Smart Cities werden häufig als die Zukunft der Stadtentwicklung betrachtet. Vernetzte Bürgerinnen und Bürger, mit sogenannter „smarter“ Technologie ausgestattete Wohnräume und „intelligente“ Verkehrssysteme sind nur einige der geläufigsten Schlagworte, die in diesem Themenfeld zu nennen sind.

Duncan McLaren zeichnet beim Open Commons Kongress in Linz ein erweitertes Bild. Er spricht über mehr als nur „smarte“ Städte, über sogenannte Sharing Cities. Mit seiner Keynote Sharing Cities: An urban commons for the digital age eröffnete er kürzlich die vierte Ausgabe des Kongresses rund um digitale Gemeingüter.

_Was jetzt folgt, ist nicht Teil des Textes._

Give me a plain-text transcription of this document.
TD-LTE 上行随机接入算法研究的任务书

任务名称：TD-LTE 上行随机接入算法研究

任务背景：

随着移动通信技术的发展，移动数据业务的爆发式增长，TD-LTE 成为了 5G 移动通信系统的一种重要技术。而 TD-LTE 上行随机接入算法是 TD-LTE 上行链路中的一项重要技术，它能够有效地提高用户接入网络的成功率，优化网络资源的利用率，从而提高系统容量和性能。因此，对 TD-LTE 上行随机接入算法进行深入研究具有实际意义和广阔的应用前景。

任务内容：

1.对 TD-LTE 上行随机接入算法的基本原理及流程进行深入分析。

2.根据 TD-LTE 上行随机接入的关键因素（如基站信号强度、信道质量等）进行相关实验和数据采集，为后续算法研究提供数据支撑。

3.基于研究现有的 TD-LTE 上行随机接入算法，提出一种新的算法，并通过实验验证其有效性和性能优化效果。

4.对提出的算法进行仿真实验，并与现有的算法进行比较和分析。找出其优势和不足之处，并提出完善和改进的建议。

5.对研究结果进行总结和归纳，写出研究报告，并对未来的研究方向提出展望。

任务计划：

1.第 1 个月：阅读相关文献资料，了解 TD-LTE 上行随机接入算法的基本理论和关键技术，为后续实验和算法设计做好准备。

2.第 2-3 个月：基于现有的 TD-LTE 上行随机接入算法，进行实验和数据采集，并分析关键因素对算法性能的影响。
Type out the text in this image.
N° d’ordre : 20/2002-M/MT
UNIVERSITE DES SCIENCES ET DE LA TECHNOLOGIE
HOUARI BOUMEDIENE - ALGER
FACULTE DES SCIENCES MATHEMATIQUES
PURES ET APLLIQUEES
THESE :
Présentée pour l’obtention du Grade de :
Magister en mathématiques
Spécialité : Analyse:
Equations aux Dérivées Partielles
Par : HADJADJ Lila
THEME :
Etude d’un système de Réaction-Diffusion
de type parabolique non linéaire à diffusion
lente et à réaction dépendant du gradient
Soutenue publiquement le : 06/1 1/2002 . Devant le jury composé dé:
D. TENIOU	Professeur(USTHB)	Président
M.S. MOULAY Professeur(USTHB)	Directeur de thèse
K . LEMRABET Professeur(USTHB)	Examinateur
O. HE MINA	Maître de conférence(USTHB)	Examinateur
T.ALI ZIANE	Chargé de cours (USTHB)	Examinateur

„Die Zukunft der Menschheit ist urban – gleichzeitig ermöglicht und erfordert die Natur von urbanen Räumen das Teilen von Ressourcen, Gütern, Dienstleistungen und Erfahrungen. Während in modernen Städten die traditionellen Formen des Teilens durch gesellschaftliche Fragmentierung und Kommerzialisierung von öffentlichen Bereichen ausgehölt wurden, tauchen mehr und mehr neue Formen davon in unserem digitalen Zeitalter in den hochvernetzten physischen und digitalen Räumen von Städten auf.

Vor diesem Hintergrund erforscht McLaren die Möglichkeiten und Risiken im Hinblick auf Nachhaltigkeit, Solidarität und Gerechtigkeit. Dabei schlägt er ein neues Paradigma für ein kommunales Teiles vor, das tiefer geht als die kommerzielle Begeisterung für eine Sharing Economy à la Uber oder Airbnb. Zugleich muss dabei das Teilen der Stadt selbst wieder in den Mittelpunkt der städtischen Regierungen rücken. McLaren skizziert dabei, wie Städte, die authentisch teilen, Werte und Normen in Richtung Vertrauen und Kollaboration prägen, bürgerschaftliches Engagement und politischen Aktivismus ermächtigen und zum Wiederaufbau der urbanen Gemeingüter beiträgt. Wirkliche Smart Cities können dadurch der Absenkungsspirale von Wettbewerb und der Abgrenzung und gesellschaftlichen Teilung entkommen, indem sie Sharing Cities werden.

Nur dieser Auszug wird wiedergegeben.